Du côté des honoraires, il faudra certainement miser sur un mix entre forfaits et valorisation des consultations de base. On sait bien que la hausse de la consultation ne réglera pas tous les problèmes. Nous devrons sans doute appuyer le déploiement des assistants médicaux, des infirmières salariées, étendre l’exemple Asalée, continuer le développement des IPA, faciliter le salariat dans le cadre de cabinets de groupe, etc. Mais nous devons aussi évaluer tous ces coûts  ! La concertation des parties prenantes permettra d’ailleurs de rappeler aux Français que la santé a un coût et à quoi servent leurs cotisations.

En période de crise, la Sécurité sociale joue un rôle d’amortisseur. Le PLFSS 2023 sera-t-il un budget de « crise » ou exigera-t-il des économies importantes aux acteurs du secteur pour stopper la dérive des comptes sociaux  ?

Emmanuel Macron s’est engagé à revenir à un niveau de dette acceptable à l’horizon 2027. La Sécurité sociale devra prendre sa part à ce redressement. Mais on ne va pas réformer le système de santé sans nouveaux moyens. On est en train de rechercher cet équilibre, sur une ligne de crête, avec des gouffres de chaque côté.
J’ai entendu les revendications légitimes de la FHF [qui réclame une hausse de l’Ondam hospitalier de 5 % minimum pour compenser l’évolution des coûts – inflation, point d’indice, NDLR]. J’entends aussi les libéraux qui ont des attentes. Nous avons une responsabilité collective, pour trouver le chemin de la refondation tout en prenant soin de nos finances publiques.

Vous n’étiez pas le favori pour le poste de ministre de la Santé. Quel a été votre ressenti personnel  ?
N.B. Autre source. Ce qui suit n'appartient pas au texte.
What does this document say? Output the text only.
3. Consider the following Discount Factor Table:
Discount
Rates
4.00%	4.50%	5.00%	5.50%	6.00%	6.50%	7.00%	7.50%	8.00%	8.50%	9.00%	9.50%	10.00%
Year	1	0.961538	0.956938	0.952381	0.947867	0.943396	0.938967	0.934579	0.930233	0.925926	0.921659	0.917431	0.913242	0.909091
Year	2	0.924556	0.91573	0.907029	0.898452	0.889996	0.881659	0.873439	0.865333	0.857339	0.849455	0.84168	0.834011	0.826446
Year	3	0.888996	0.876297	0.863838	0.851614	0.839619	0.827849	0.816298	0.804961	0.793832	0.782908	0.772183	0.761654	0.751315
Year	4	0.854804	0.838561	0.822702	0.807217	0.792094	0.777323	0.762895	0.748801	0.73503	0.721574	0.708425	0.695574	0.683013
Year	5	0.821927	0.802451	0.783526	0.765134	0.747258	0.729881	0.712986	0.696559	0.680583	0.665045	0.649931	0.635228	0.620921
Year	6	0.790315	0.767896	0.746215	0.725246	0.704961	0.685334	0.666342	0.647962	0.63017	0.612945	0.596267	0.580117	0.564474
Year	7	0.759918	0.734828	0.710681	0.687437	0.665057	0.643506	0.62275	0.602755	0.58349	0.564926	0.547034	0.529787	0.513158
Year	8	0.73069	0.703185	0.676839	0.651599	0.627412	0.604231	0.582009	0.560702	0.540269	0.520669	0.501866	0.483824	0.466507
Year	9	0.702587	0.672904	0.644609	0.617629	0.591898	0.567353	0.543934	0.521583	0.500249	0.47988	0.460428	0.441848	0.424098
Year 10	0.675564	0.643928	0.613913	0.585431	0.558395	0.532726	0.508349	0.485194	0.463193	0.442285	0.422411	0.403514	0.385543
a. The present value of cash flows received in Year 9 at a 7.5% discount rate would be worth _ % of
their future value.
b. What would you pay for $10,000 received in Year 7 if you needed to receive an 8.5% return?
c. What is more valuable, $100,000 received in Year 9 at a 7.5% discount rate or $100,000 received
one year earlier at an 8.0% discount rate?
Je suis peut-être là parce que personne ne voulait venir à ma place (rires)  ! La responsabilité est immense mais c’est aussi une phase excitante. Lors de mes topos passés sur la gestion de crise, je prenais l’exemple de l’idéogramme chinois « crise », qui comporte l’idée de danger mais aussi celle d’opportunité. Les crises sont une opportunité. Avec la gestion du Covid, l’hôpital et la ville ont changé de logique et ont appris à travailler ensemble, tout le monde est dans une logique de réponse aux besoins, de responsabilité partagée à l’échelle des territoires. Le terreau existe pour réussir cette refondation de notre système de santé.